Mr Tully said: “He accepts what he did was wrong and he accepts he deserves to be punished.”

Barrister Charlotte Kenny, defending Danny and Lorna Jones, stressed both had admitted their guilt and urged leniency for Lorna, who has a young child to look after.

As part of her suspended sentence, Lorna Jones must complete a 20-day rehabilitation activity requirement and abide by a 9pm-6am curfew for 10 months.

Referring to Danny, of Moorland Avenue, Wrexham, she said: “It would appear he stepped into the world of drugs as a consequence of his own addiction to cannabis."

Danny Jones has two previous convictions for eight offences.

Steven Edwards, defending Dunn, said his client had been a drug user for almost 20 years and addicted to Spice for the past 18 months.

A father of two teenage sons with a long-term partner, he lost his sister to drugs but continued to take them to the point where he now has clots on his legs due to intravenous use.
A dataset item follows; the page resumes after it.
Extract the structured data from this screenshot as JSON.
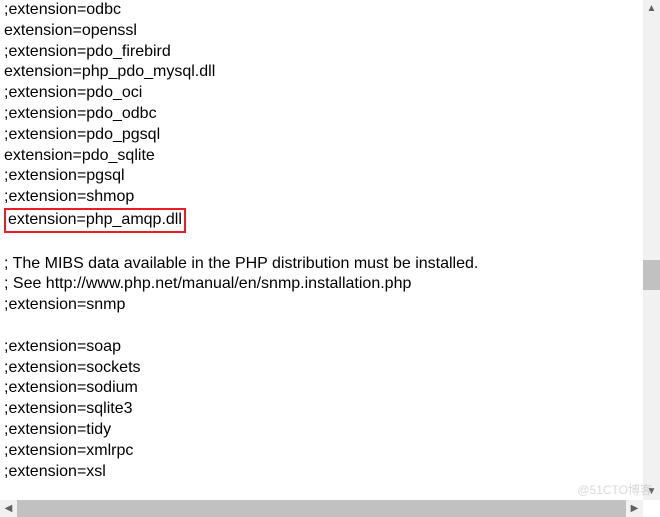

He has 58 previous convictions for 116 offences.

Dunn, of Churton Drive, was recruited by his then neighbour Partyka as a street dealer and delivery man.

Mr Edwards told the court: “He was often referred to as ‘James Mamba’. Not only was he a Spice addict, he was well known to most, if not all, of the street users in Wrexham.”

Friends and family of the four gang members wished them well as they were taken down.